4. The audio-visual synthesizing method according to claim 1, characterized in that:

in the step (2), obtaining the target audio corresponding to the text data specifically includes, according to the acoustic parameter,

step (201), inputting the text data into a trained network model, thereby obtaining the acoustic parameters;

and step (202) of inputting the acoustic parameters into a vocoder, so that the target audio is obtained through the reconstruction of the vocoder.

5. The audio-visual synthesizing method according to claim 1, characterized in that:

in the step (3), obtaining the target video corresponding to the text data according to the hidden layer feature of the variational self-encoder VAE specifically includes,

step (301), the hidden layer characteristics of the variational self-encoder VAE are transformed, so as to obtain a primary video;

step (302), the primary video is subjected to transformation processing related to a preset algorithm model, so that a natural video related to the text data is obtained;

and (303) generating the target video according to the natural video.

6. An audio-visual synthesizing method according to claim 5, characterized in that:

in said step (301), transforming said variational auto-encoder VAE hidden layer features to obtain a primary video specifically comprises,

step (3011), carry on VAE decoding to the hidden layer characteristic of VAE of the said variational self-encoder, thus get several frame pictures related to the said text data;

and (3012) combining the plurality of frame images according to a preset image combination mode to obtain the primary video.

7. An audio-visual synthesizing method according to claim 5, characterized in that:

in the step (302), the primary video is subjected to transformation processing with respect to a preset algorithm model, so as to obtain a natural video with respect to the text data,

step (3021), generating a confrontation network CGAN based on the condition, and constructing a Video-to-Video synthesis model as the preset algorithm model;

step (3022), training the Video-to-Video Synthesis model;

and (3023) inputting the primary Video into the trained Video-to-Video synchronization model, and outputting the model to obtain the natural Video.

8. An audio-visual synthesizing method according to claim 7, characterized in that:

in the step (3021), generating a confrontation network CGAN based on the condition, and constructing a Video-to-Video Synthesis model as the preset algorithm model specifically includes generating the confrontation network CGAN based on the condition, presetting a Video image frame sequence condition and a Video precision adjustment mode, and constructing to obtain the Video-to-Video Synthesis model;

alternatively, the first and second electrodes may be,

in the step (3022), the training of the Video-to-Video Synthesis model specifically includes,

and training the Video-to-Video Synthesis model by adopting Video related data in a text-audio-Video database for training the deep neural network model so as to enable the Video transformation characteristic of the Video-to-Video Synthesis model to meet a preset characteristic condition.

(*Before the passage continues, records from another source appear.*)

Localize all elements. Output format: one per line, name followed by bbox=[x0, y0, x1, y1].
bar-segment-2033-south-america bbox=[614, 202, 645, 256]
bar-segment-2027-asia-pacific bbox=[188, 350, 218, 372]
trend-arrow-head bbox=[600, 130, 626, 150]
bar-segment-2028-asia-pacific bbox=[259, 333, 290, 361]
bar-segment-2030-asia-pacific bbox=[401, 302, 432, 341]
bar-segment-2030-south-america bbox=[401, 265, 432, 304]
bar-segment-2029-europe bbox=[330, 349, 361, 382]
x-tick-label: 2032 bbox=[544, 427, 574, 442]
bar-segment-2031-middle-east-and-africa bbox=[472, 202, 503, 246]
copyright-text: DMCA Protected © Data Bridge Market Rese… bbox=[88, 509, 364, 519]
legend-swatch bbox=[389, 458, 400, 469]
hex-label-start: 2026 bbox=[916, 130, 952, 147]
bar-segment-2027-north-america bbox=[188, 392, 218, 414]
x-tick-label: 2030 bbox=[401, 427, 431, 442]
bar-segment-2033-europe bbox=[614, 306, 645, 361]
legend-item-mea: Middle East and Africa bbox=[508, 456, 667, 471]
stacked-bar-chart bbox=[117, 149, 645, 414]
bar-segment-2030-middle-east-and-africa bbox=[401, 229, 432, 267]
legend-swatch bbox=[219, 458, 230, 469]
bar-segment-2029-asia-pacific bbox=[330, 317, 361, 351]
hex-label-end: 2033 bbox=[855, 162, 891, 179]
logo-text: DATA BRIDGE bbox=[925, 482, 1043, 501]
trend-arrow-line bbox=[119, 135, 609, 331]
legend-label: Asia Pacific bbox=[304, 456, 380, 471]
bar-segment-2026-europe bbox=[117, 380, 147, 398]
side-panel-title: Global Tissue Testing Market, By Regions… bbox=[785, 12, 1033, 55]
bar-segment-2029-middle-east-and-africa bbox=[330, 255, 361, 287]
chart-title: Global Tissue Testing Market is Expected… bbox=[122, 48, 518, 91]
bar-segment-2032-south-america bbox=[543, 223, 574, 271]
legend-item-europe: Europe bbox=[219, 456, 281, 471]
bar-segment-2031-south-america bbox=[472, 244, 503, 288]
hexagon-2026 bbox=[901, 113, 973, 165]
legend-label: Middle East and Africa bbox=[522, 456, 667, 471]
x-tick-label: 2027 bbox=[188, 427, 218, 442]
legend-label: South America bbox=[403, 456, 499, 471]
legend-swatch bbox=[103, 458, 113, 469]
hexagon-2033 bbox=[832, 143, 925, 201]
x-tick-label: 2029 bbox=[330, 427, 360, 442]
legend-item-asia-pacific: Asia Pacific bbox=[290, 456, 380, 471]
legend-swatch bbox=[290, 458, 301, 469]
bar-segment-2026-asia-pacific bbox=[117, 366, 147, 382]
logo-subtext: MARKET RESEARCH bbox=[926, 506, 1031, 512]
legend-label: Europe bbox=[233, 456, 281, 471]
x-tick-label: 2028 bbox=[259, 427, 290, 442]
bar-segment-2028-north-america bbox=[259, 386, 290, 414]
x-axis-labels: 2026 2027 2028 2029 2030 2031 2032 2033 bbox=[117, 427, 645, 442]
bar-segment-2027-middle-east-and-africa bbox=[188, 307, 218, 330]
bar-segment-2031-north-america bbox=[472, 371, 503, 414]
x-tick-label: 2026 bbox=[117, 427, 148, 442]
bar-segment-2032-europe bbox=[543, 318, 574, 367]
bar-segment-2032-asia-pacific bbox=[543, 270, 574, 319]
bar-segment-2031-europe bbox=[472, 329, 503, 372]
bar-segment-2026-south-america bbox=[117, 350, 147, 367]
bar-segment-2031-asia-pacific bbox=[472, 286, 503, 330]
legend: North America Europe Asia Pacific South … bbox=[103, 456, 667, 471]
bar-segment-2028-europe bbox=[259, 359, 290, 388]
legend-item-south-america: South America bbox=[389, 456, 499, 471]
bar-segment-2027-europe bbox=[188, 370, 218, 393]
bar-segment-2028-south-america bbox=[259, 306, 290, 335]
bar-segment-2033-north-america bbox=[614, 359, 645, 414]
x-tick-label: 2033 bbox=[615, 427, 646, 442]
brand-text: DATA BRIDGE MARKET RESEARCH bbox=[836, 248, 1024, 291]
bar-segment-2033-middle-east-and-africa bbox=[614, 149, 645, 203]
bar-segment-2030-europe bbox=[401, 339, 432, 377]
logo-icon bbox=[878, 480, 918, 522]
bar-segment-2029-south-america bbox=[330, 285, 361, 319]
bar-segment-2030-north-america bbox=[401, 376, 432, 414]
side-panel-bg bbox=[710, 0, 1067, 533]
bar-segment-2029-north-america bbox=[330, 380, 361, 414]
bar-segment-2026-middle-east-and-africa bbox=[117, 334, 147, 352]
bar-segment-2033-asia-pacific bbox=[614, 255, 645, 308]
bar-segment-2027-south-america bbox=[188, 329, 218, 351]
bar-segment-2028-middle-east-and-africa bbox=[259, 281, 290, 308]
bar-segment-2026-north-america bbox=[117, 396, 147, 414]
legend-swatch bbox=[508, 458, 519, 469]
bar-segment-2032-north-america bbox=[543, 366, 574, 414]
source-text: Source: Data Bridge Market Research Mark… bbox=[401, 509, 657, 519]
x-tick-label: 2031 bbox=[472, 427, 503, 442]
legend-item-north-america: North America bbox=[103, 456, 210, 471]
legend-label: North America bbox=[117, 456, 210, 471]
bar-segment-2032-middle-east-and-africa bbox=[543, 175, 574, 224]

9. An audio-visual synthesizing method according to claim 7, characterized in that:

in the step (3023), the primary Video is input to the Video-to-Video Synthesis model after the training process, and the natural Video obtained through the output specifically includes,

step (30231), acquiring Video conversion precision and/or Video conversion continuity corresponding to the Video-to-Video Synthesis model;

step (30232), training the Video-to-Video Synthesis model based on the Video conversion precision and/or the Video conversion continuity;

and (30233) inputting the primary Video into the trained Video-to-Video synchronization model, so as to obtain the natural Video through conversion.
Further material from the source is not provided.